Method-Specific Middleware

Just like inline middleware, cascading middleware can run on specific HTTP methods:

api/users/use.ts

import { use } from "_/front/api";

export default [
  use(
    async (ctx, next) => {
      // authentication logic
      return next();
    },
    { on: ["POST", "PUT", "PATCH", "DELETE"] }, 
  )
];

This middleware only runs for methods that modify data.

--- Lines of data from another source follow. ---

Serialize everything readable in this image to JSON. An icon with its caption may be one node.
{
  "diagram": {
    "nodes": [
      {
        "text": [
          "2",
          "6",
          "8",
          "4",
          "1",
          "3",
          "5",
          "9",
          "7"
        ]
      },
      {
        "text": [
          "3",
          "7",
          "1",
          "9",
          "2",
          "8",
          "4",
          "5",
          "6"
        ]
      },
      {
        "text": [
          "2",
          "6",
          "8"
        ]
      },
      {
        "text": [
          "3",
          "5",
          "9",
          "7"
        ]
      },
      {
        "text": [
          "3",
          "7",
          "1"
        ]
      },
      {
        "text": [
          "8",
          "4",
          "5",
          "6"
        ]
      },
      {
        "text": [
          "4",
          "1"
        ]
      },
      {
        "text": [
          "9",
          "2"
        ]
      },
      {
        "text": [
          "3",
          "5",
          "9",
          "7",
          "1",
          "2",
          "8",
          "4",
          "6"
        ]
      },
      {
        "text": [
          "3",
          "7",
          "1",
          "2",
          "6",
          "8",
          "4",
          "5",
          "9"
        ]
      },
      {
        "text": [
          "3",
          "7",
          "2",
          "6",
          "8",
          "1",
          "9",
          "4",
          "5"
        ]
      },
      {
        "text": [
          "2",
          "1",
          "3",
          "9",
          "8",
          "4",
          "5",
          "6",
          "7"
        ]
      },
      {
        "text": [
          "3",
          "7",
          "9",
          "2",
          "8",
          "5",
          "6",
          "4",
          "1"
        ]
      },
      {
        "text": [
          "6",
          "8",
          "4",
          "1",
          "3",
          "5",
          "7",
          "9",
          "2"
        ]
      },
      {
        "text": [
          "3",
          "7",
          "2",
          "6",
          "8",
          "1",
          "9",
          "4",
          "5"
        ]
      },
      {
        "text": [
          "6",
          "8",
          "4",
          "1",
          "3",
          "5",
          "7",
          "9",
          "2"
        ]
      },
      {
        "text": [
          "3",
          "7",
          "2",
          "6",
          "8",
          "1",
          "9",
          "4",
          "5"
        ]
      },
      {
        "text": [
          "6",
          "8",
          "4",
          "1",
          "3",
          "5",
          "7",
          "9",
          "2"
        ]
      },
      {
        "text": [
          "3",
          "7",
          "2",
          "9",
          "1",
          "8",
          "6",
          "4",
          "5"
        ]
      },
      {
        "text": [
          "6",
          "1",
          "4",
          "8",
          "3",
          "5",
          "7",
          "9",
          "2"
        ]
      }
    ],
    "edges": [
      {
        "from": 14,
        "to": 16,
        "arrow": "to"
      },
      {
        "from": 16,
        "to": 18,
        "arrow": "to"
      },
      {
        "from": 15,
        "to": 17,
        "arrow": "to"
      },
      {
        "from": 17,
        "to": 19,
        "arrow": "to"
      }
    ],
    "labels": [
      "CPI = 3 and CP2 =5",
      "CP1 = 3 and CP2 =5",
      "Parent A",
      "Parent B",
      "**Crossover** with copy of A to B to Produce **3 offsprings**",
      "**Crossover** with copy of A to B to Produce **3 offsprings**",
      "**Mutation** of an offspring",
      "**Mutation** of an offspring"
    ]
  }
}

🎨 Multiple middleware in one file

A single use.ts can define multiple middleware functions. They execute in the order you define them:

api/users/use.ts

import { use } from "_/front/api";

export default [
  // First: Logging
  use(async (ctx, next) => {
    console.log(`Request: ${ctx.method} ${ctx.path}`);
    return next();
  }),

  // Second: Authentication (only for certain methods)
  use(
    async (ctx, next) => {
      const token = ctx.headers.authorization?.replace("Bearer ", "");
      ctx.assert(token, 401, "Authentication required");
      ctx.state.user = await verifyToken(token);
      return next();
    },
    { on: ["POST", "PUT", "DELETE"] },
  ),

  // Third: Request timing
  use(async (ctx, next) => {
    const start = Date.now();
    await next();
    ctx.set("X-Response-Time", `${Date.now() - start}ms`);
  }),
];

This keeps related middleware organized in one place while maintaining clear separation of concerns.

💡 Best Practices

Use for cross-cutting concerns: Authentication, logging, rate limiting, and CORS are perfect candidates. These apply broadly to groups of routes.

Keep it generic: Avoid parameter-specific logic or assumptions about request structure that won't hold for all routes in the hierarchy.

Use slots for overrides: Use the slot option when you need to replace global middleware - without slot your middleware runs alongside the global middleware instead of replacing it.

Organize by feature: If you have a /api/admin section with different authentication requirements, give it its own use.ts rather than adding conditional logic to a parent middleware.

Consider middleware composition: A deeply nested route might inherit middleware from multiple use.ts files. Make sure they compose well - each layer should add value without conflicting with parent middleware.

Document middleware behavior: Leave comments in your use.ts files explaining what they do and why they're needed. Future you (and your teammates) will appreciate the context.

---

Cascading middleware transform how you organize cross-cutting concerns. Instead of scattering the same authentication checks across dozens of files, you define them once at the appropriate level and let the hierarchy do the work.

As your API grows, this pattern keeps your codebase maintainable by mirroring your route structure in your middleware organization.